Last year my neurologist excitedly told me that a new drug was due to be approved by the FDA in early 2017. So this year, Ocrevus was introduced to the market and I began to read glowing accounts by healthcare providers of how dramatically it cut relapse rates in RRMS, SPMS with active relapse activity, and even PPMS.
The treatment, which depletes a certain type of B-cell, is a close relative of the cancer drug Rituxan (rituximab), but developed from human tissue instead of mouse. Opinions seem to be that it works really well on versions of the disease with active relapses.
What About Me?
That sounds great! I mean, yay, right? But what about SPMSers in the progressive phase of the disease who no longer experience relapses? Like me. It turns out "(w)hether secondary-progressive patients without relapses would benefit from the treatment has not been studied."
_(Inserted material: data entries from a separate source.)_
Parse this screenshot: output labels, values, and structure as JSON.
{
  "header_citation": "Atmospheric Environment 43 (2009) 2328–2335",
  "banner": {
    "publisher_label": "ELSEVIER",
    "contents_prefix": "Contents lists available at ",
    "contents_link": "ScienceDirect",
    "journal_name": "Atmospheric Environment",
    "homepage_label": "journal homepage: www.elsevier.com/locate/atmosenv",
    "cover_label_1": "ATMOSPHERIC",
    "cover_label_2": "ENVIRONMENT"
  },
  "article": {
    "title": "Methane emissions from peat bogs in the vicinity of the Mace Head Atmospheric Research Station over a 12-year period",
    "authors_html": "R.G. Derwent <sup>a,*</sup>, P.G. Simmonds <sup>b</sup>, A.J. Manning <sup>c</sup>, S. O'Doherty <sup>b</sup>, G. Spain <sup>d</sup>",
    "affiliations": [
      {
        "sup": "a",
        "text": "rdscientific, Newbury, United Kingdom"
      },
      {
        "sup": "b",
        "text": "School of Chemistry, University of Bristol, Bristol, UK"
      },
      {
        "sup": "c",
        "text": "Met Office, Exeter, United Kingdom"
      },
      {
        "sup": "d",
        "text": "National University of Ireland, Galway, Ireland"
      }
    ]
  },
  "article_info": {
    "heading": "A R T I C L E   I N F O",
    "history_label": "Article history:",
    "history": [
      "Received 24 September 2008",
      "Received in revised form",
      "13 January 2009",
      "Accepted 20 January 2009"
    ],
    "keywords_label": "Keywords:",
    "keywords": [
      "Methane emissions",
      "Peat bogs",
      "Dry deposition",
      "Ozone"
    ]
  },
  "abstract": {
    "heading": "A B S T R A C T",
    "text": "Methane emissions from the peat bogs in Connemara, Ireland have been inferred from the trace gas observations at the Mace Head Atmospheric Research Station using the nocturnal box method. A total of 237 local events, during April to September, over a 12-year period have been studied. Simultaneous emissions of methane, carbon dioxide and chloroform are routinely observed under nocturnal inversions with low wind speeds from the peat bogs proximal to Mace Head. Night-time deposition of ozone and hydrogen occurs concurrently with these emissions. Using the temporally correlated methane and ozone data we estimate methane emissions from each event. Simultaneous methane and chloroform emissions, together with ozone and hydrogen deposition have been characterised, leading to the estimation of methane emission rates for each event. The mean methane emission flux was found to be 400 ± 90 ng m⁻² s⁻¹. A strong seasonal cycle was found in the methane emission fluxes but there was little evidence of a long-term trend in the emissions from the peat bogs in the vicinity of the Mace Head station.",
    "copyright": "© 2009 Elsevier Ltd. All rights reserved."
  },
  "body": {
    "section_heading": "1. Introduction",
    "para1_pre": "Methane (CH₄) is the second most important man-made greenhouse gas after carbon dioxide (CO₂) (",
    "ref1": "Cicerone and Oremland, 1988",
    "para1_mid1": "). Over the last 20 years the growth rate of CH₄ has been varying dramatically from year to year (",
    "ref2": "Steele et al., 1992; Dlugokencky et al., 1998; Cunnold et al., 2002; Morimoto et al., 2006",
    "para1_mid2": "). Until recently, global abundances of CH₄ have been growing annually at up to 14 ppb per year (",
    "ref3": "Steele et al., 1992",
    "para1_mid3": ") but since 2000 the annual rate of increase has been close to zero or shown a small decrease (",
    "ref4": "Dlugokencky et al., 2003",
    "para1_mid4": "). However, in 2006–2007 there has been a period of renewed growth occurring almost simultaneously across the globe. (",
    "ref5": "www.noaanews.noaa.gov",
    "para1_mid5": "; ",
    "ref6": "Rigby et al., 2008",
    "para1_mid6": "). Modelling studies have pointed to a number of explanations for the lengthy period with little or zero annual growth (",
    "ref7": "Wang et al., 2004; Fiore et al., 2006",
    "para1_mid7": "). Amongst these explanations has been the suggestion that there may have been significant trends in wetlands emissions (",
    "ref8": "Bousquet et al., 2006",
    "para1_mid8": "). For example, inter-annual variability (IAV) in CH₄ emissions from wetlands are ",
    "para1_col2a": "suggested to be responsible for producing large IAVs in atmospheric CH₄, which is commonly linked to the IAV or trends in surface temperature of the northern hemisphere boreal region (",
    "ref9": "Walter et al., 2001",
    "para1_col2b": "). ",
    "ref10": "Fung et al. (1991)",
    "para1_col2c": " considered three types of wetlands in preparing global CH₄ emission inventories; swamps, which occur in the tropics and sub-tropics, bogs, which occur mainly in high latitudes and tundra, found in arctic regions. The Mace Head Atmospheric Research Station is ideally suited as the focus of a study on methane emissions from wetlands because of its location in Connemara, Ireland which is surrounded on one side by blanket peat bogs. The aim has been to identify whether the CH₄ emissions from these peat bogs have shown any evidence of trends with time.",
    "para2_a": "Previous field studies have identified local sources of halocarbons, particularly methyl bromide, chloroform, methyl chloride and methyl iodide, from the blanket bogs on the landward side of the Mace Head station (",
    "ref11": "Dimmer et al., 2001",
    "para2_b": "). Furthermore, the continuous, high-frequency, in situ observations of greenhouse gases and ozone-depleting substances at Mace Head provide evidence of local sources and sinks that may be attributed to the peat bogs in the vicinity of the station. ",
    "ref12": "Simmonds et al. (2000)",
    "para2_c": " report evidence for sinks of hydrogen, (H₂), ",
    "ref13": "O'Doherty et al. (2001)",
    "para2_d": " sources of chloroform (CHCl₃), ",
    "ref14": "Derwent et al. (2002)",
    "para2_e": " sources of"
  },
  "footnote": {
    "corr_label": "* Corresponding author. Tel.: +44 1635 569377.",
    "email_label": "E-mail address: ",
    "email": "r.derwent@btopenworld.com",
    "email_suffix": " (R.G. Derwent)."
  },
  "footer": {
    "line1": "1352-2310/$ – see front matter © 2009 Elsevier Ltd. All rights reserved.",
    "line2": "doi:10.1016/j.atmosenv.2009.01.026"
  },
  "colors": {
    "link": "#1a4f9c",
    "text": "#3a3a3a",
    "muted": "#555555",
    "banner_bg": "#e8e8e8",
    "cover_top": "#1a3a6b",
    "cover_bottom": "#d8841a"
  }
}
Has not been studied?? I hope that instead means there is not yet an immediate way, like relapse rate, by which to gauge positive results in this type of disease. That it will take longer to see changes in disability progression or a slowing of brain shrinkage, for example. I. mean. please.
Then there are the reports about an odd smattering of breast cancer in the treated group of the clinical trial not replicated in the placebo group which could just be a weird coincidence. Scientists are hoping a larger pool of users will prove it was in fact unrelated.
Also, an MSer taking Ocrevus did recently develop the rare brain infection PML (multifocal leukoencephalopathy). But since he was coming off 3 previous years on Tysabri, one of the MS treatments [along with Gilenya (fingolimod), and Tecfidera (dimethyl fumarate)] linked to PML, the incident was reported as due to Tysabri. Genentech/Roche is currently investigating.
This underscores the necessity of standardizing the advice neurologists give patients on managing a transition to Ocrevus from other treatments. This might require more research as "a switch in treatments was (apparently) not evaluated in the trials."
It sounds to me like still more time and research is needed.